Using Data Science to Predict NHL Outcomes
Project Overview
This project focuses on building and comparing multiple machine learning models to predict NHL game outcomes, leveraging both bookmaker odds and engineered in-game features. The analysis spans logistic regression (GLM), random forest, XGBoost, and neural networks, culminating in a meta-model ensemble for improved accuracy.

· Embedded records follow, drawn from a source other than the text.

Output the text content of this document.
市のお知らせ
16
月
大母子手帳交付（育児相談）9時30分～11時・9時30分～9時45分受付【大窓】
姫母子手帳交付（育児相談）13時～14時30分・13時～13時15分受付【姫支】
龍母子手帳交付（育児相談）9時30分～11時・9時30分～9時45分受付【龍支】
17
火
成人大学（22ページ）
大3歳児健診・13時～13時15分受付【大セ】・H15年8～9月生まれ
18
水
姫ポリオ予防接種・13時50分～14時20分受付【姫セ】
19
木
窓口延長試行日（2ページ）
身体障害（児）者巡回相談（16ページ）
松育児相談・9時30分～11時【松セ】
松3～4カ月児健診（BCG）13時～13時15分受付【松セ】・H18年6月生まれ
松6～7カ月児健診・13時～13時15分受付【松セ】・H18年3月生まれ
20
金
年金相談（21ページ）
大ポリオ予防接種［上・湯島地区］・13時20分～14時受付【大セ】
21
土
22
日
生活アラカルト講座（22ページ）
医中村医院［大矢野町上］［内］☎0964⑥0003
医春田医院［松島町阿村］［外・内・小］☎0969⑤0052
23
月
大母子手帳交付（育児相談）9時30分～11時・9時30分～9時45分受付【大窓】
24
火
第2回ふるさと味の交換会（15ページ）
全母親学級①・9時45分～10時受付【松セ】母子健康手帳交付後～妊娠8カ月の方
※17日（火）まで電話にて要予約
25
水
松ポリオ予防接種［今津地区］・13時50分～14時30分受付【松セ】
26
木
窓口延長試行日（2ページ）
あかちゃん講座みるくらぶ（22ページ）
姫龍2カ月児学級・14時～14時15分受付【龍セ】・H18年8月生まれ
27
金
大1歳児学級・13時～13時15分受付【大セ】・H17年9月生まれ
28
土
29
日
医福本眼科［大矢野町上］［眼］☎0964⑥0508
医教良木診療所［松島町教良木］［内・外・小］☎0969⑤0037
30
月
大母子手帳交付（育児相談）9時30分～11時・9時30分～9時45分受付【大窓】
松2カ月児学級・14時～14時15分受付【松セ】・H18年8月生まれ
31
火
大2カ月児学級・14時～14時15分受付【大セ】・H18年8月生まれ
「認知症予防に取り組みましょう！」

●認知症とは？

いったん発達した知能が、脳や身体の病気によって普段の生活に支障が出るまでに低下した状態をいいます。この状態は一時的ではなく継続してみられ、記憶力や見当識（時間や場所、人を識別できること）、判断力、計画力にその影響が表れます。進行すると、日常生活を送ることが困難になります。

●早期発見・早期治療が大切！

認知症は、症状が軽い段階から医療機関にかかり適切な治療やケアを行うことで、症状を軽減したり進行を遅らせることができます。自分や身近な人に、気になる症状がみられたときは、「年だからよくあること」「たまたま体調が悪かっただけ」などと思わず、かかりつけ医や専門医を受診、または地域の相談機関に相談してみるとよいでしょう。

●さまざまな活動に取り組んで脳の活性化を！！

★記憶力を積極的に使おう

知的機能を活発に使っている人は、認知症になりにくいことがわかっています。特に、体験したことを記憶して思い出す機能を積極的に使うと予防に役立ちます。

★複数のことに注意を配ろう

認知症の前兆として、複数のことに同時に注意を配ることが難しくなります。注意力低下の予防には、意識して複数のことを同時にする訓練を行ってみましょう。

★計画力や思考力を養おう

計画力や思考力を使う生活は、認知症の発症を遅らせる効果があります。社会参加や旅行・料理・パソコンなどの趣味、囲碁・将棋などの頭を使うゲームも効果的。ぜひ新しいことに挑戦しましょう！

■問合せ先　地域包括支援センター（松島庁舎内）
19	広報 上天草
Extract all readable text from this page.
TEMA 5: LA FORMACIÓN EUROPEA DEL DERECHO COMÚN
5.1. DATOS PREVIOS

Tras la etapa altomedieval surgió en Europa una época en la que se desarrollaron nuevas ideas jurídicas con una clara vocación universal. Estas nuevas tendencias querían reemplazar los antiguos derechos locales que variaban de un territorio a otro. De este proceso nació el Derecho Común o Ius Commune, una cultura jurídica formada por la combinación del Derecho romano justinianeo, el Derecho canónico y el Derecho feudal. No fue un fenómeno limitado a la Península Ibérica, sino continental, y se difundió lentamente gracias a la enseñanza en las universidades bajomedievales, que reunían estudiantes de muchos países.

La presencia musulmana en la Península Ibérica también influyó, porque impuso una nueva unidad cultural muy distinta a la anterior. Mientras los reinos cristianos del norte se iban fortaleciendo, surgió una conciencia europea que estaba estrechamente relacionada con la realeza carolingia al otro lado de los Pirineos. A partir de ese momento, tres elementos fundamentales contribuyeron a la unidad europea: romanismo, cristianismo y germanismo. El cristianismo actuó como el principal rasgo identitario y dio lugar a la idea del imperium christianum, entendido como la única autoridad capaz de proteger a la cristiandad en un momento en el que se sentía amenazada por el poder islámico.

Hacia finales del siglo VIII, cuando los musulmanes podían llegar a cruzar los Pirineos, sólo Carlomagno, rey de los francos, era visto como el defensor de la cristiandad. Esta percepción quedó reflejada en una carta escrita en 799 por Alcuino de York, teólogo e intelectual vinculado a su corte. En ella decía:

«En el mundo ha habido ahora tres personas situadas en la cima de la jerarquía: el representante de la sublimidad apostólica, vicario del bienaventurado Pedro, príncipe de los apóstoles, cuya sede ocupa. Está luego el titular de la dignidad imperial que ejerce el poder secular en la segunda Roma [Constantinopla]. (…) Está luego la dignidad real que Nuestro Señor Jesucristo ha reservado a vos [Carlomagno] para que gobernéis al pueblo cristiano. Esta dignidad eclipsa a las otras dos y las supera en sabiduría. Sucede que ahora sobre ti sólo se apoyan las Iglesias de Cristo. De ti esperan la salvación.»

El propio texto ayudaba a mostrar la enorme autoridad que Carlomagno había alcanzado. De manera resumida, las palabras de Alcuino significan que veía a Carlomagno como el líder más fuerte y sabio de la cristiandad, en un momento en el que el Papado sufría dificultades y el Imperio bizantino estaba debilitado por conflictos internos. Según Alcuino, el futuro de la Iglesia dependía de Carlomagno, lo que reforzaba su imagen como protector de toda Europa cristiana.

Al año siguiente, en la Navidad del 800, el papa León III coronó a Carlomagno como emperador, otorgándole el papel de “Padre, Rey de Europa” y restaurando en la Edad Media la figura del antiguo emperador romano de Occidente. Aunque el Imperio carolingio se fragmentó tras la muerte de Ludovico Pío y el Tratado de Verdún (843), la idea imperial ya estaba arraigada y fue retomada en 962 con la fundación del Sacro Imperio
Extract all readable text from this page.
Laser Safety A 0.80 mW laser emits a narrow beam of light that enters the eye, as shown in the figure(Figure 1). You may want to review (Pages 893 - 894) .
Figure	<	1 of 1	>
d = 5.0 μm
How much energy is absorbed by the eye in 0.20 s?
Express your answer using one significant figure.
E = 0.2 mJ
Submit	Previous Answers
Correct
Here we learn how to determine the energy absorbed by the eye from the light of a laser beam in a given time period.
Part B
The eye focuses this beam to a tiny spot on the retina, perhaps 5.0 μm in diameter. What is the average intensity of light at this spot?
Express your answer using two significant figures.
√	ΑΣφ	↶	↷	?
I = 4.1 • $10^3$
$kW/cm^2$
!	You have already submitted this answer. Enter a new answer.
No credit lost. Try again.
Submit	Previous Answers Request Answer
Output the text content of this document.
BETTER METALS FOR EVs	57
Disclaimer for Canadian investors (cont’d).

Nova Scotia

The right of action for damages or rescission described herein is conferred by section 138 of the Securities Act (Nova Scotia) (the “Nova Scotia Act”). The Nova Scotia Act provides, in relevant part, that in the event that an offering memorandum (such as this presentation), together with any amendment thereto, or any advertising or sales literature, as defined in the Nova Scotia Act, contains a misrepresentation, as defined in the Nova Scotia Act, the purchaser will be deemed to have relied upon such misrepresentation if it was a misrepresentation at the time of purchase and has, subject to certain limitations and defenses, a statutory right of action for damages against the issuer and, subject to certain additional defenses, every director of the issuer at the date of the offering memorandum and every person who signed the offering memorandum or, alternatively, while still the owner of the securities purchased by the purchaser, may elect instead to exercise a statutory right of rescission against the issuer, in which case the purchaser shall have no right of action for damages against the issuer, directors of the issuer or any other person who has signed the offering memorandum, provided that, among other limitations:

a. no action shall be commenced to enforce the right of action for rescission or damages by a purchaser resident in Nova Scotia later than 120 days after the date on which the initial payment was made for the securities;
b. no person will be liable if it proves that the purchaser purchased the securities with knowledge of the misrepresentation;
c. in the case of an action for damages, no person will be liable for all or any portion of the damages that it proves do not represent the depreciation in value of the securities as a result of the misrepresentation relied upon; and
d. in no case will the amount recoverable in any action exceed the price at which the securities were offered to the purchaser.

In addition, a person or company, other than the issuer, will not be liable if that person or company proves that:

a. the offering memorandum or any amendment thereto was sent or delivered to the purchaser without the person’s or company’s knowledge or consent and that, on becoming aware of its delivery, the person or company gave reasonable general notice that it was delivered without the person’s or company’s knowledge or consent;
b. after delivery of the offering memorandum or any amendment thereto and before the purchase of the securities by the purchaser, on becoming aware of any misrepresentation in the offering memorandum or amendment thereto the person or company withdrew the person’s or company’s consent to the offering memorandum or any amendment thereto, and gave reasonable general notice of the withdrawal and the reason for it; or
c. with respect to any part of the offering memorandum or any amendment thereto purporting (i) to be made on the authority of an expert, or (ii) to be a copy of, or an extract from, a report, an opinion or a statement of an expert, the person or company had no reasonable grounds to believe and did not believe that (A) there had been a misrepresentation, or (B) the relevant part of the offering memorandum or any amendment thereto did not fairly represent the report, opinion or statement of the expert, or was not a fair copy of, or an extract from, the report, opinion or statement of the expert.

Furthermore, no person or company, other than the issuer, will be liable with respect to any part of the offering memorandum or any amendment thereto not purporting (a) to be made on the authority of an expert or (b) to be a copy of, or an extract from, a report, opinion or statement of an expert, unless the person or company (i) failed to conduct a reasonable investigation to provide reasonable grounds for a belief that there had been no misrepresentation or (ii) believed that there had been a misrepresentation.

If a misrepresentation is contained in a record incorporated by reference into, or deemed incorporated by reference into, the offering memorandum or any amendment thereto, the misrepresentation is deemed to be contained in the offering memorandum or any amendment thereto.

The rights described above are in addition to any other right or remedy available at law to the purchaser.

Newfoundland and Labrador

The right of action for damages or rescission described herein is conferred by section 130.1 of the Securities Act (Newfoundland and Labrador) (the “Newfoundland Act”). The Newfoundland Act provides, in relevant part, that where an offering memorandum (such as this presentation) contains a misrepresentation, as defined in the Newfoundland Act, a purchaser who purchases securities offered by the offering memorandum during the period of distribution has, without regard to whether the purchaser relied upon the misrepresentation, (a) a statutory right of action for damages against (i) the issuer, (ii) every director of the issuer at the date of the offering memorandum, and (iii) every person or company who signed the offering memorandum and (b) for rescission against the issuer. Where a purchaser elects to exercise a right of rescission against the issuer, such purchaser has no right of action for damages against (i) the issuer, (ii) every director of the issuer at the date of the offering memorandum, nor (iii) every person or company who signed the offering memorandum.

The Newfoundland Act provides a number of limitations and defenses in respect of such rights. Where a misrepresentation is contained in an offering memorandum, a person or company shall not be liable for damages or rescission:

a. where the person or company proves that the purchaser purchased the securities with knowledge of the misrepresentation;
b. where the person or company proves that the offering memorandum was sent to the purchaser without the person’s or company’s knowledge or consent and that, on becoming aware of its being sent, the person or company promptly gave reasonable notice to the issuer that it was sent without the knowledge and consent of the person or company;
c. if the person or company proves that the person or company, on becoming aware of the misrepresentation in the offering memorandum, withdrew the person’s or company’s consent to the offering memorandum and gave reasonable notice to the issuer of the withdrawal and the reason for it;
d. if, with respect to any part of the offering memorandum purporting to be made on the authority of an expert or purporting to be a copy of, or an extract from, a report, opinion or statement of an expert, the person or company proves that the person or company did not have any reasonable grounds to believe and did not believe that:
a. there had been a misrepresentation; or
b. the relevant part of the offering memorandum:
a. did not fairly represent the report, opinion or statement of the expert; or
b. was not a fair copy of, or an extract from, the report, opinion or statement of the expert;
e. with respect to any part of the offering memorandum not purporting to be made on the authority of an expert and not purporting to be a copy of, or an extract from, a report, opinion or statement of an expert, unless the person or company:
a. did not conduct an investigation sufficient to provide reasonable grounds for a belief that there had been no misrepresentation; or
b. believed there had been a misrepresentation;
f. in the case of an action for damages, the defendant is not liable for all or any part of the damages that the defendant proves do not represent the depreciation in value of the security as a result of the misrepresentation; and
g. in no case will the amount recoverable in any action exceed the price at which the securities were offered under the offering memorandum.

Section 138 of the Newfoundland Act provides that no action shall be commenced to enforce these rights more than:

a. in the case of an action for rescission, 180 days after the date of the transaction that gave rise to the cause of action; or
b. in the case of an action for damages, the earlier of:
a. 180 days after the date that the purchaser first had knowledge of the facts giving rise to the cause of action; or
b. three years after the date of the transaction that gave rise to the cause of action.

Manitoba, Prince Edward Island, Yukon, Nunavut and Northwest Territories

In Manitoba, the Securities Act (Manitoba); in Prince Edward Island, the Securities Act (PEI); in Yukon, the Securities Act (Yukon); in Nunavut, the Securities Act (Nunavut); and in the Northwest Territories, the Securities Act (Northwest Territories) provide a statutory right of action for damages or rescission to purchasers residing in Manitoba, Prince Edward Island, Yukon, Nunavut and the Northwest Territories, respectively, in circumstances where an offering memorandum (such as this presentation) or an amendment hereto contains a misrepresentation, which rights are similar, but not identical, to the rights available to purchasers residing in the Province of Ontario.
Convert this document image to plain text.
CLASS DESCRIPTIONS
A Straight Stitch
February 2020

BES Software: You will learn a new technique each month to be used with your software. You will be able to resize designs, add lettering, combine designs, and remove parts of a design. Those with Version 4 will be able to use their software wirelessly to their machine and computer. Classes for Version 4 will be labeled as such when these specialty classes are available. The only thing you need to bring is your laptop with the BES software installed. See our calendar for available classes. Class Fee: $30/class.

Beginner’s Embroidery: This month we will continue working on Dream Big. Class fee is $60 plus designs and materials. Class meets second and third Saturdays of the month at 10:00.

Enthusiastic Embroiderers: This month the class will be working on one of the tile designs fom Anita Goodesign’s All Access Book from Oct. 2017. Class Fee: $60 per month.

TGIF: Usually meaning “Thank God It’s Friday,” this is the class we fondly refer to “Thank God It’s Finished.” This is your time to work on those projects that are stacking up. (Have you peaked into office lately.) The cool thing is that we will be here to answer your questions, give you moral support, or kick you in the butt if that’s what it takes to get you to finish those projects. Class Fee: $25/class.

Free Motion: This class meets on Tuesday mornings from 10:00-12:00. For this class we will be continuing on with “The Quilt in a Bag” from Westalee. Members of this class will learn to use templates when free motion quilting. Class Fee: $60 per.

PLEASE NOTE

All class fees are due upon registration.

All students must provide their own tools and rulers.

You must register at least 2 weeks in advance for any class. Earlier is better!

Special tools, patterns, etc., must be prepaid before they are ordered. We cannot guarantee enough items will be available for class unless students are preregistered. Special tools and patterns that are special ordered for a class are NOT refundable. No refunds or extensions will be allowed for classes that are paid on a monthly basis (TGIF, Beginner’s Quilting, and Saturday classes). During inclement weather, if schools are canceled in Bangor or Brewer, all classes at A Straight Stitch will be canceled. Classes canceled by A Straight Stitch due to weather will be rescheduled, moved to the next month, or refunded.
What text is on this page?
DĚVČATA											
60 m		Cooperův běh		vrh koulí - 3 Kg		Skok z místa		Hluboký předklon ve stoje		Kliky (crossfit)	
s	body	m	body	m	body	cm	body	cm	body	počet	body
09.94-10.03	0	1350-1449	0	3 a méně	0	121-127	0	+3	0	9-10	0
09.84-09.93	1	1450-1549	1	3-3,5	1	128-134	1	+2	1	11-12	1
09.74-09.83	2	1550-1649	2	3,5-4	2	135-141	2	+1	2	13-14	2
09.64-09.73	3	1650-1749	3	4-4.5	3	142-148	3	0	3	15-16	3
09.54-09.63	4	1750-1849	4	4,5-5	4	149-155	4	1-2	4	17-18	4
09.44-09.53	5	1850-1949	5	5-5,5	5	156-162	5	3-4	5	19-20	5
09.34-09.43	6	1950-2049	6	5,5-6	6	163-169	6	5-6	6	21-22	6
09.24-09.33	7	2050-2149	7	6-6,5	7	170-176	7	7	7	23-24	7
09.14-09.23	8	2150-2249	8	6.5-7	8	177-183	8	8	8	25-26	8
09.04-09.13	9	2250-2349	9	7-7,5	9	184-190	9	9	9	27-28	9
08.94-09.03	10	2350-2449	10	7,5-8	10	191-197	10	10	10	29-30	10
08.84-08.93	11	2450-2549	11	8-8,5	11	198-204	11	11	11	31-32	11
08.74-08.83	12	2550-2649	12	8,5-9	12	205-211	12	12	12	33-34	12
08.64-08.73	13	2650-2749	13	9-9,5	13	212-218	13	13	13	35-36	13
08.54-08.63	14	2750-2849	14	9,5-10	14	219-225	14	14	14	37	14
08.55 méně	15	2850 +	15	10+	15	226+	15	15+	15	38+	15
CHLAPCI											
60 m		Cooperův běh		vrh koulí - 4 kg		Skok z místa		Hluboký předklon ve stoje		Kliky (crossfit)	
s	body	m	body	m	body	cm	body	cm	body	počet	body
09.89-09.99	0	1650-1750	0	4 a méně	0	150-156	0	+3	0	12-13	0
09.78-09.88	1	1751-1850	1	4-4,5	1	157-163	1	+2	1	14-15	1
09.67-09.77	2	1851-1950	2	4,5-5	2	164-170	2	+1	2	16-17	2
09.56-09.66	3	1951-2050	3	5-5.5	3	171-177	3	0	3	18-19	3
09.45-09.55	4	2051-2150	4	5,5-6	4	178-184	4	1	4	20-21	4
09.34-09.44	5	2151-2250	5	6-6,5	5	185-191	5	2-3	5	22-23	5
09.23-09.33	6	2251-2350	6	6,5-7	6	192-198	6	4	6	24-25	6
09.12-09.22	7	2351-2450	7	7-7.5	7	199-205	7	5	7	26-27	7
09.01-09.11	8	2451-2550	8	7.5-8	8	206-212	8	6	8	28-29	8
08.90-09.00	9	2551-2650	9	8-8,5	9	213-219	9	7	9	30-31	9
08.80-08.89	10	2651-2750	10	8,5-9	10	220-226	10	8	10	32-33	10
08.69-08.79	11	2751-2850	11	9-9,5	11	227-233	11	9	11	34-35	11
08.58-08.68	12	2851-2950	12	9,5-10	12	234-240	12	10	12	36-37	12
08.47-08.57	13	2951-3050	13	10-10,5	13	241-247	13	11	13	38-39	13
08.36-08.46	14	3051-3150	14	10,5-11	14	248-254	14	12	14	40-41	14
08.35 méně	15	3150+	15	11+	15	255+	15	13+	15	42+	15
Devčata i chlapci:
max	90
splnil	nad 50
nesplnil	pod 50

Brief earlier experiments also explored player-level scoring predictions, but the main emphasis is on game-level predictions and betting analysis.
Methodology
Data Sources
- NHL API: Official team, game, and event data
- Bookmaker Odds: Scraped pre-game odds and implied probabilities
Feature Engineering
- Created dozens of engineered features capturing momentum, rest, team strengths, and contextual bookmaker information
- Data split to ensure prospective, non-leaky training and testing
Modeling & Evaluation
- Base Models: Generalized Linear Model (GLM), Random Forest, XGBoost, Neural Network
- Ensemble: Meta-model stacking for optimal performance
- Evaluation: Employed ROC AUC, calibration plots, and profit/loss analysis using simulated betting strategies to measure real-world value
- Used rolling-origin cross-validation to maintain a prospective forecast structure
Key Results
- Meta-ensemble model consistently outperformed individual base models on ROC AUC and real betting profit metrics
- Demonstrated the potential to identify market inefficiencies and optimize edge in sports betting
- Visualized calibration and ROC results to validate practical predictive utility
Tools & Technologies
- Languages: R, Python
- Frameworks: Tidymodels (R), Scikit-Learn, XGBoost, Keras/TensorFlow
- Visualization: ggplot2, Plotly, Matplotlib
Visualizations
Application & Further Reading
Conclusion & Next Steps
- Model provided actionable signals for sports betting and identified bookmakers’ inefficiencies.
- Future work: Expand to live/in-play predictions, automate data ingestion, and refine ensemble meta-learning for additional sports and markets.